You can find more information about RDataFrame in the docs

2 Likes

Hello @vpadulan your examples really helped me! I was not aware of this RDataFrame class and its very usefull for my problem becaus right now im just interested in retrieving the data from the .root file which i put on a TTree.

1 Like

Im trying to use your sugestions to solve my problem but now i have new questions. I was able to use c++ to make a TTree in ROOT but im not sure if TTree is acessible just inputting this code line :

In addition when i try to run this routine:

import pyroot as ROOT

df = ROOT.RDataFrame("tree","data_test.root")

npy_dict = df.AsNumpy(["Energy"])

values = npy_dict["Energy"]

I get this error:

AttributeError: module ‘pyroot’ has no attribute ‘RDataFrame’

Any ideas? :slight_smile:

I’m not sure about import pyroot, the official ROOT python package is imported with import ROOT. Did you install ROOT through one of the official installation options?

So i made a mistake but the problem remains. The pyroot i downloaded from github is a package for root finding methods, sadly i assume this was related to ROOT itself. So even though i have ROOT properly installed, because i followed the instructions of the official page and i already saw some tutorials to create simple routines and explore the program capabilities i cant import ROOT on python3 so i ask help on solving this problem first if someone could be of assistance.

Dear @AndreM,

So I will suppose that you have already uninstalled the unrelated pyroot package.

Once that is done, what does python -c "import ROOT" output ?

Dear @vpadulan ,

That returns me:

ModuleNotFoundError: No module named 'ROOT'

Even though i can open ROOT with no problems and run every routine i wrote. Maybe is usefull to say that i used snap to install ROOT and the OS im working with is linux mint.

Im reading some material online and i think the problem lives on the fact that i need to load c++ libraries into python so i can use ROOT, but this is just a guess i have.

Dear @AndreM,
The Snap package for ROOT has some differences w.r.t. other types of installation, to make sure the snap package doesn’t interfere with your system packages.

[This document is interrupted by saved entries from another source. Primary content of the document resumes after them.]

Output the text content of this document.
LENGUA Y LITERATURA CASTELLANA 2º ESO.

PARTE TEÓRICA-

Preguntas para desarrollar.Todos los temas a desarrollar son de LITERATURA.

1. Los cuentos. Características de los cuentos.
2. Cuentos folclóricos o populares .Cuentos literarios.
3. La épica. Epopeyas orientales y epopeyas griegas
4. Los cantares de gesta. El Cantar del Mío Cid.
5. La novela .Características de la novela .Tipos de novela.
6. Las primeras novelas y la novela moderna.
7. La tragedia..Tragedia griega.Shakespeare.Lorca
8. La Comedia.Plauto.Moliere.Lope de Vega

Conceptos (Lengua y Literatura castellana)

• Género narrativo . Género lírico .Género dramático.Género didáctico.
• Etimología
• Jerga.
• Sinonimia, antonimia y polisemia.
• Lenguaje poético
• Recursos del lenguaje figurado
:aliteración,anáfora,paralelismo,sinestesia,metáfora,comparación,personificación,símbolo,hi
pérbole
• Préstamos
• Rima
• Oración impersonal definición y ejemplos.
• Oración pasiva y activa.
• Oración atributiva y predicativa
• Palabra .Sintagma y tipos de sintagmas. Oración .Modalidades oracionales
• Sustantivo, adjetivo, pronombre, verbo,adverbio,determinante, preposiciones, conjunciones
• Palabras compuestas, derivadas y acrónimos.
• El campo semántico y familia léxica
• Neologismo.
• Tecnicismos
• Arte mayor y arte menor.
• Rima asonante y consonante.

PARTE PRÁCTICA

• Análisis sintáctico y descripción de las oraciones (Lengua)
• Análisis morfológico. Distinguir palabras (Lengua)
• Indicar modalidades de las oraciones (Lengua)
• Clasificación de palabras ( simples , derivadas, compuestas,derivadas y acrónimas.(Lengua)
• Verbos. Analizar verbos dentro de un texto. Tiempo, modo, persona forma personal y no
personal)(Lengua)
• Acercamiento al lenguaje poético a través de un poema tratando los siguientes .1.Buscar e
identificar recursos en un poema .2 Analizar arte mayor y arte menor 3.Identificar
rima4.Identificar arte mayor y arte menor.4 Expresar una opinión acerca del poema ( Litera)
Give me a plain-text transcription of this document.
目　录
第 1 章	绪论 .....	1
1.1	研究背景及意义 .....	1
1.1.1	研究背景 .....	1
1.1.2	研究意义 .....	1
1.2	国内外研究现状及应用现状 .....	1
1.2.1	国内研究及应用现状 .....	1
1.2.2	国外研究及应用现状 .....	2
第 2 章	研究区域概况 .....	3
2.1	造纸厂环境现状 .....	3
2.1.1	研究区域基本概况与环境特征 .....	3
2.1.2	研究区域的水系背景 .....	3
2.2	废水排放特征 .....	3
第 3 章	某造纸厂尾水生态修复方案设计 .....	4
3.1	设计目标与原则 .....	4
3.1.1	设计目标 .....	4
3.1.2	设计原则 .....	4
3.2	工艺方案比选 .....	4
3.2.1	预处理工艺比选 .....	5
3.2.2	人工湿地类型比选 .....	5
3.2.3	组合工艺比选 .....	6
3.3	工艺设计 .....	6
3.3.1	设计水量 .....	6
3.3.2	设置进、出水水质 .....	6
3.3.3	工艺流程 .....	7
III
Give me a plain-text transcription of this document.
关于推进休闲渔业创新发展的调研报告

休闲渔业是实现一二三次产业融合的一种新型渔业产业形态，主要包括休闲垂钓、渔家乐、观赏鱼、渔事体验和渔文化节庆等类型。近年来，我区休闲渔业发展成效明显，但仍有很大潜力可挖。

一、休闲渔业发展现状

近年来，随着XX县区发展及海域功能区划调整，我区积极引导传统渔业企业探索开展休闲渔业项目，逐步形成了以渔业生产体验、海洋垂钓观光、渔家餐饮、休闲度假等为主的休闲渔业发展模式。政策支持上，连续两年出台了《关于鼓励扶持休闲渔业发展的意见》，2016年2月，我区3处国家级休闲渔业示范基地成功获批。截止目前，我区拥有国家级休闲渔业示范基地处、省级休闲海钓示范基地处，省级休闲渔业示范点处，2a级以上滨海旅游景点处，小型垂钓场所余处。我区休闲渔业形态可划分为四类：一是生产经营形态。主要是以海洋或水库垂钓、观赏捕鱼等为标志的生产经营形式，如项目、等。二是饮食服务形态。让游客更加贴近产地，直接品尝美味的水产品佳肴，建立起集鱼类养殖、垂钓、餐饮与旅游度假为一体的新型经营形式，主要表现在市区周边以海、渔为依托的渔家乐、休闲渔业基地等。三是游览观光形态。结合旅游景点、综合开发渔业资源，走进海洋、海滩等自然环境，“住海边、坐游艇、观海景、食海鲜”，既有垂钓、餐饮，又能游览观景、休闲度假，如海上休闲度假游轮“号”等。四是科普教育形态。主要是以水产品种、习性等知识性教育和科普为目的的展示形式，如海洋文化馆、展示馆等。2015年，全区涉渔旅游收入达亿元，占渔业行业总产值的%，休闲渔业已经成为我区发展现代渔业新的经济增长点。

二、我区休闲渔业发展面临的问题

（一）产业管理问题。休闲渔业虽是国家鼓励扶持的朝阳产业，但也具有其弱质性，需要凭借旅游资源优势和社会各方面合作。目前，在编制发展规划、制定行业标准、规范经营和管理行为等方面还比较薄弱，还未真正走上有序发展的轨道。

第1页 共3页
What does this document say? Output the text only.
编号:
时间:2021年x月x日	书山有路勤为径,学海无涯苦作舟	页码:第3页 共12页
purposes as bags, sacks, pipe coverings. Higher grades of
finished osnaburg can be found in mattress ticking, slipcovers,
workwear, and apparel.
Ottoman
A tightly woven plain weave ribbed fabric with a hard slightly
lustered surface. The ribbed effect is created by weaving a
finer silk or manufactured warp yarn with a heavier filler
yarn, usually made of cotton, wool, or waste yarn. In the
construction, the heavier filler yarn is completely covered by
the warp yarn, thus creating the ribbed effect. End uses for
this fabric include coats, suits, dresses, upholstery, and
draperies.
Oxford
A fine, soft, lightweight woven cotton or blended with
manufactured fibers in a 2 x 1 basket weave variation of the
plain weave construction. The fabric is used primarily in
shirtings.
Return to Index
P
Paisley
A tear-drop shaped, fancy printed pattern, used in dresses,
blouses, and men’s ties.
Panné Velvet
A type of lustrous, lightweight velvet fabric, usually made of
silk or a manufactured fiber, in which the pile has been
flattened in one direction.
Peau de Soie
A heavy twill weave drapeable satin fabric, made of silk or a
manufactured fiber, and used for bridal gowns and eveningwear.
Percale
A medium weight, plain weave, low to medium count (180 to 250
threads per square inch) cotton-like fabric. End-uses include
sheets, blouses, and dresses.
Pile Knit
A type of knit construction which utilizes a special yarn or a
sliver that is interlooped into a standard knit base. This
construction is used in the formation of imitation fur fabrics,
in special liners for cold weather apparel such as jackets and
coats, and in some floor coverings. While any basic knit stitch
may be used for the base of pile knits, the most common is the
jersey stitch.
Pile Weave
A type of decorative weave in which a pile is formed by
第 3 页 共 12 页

Namely, to use ROOT within python, the Snap package provides you with a command pyroot, that will start a bundled Python interpreter that comes with the Snap package itself and is able to import ROOT:

$ sudo snap install root-framework
$ root # Starts the ROOT C++ interpreter
$ pyroot # Starts a Python 3.8 session
Python 3.8.10 (default, Jun 22 2022, 20:18:18) 
[GCC 9.4.0] on linux
Type "help", "copyright", "credits" or "license" for more information.
>>> import ROOT
>>> 

This is described in the blog post of the Snap package.

2 Likes

I noticed this is not explained also in the installation instructions, so I created a PR for that

1 Like

Hello @vpadulan!
Thanks for the assistance, in fact it works now so ill try to work on the previous routine using the RDataFrame and ill get back to you when i achieve my goal :slight_smile:

Thanks to your help i was able to complete the routine i wanted! Thanks for all the help! :slight_smile:

1 Like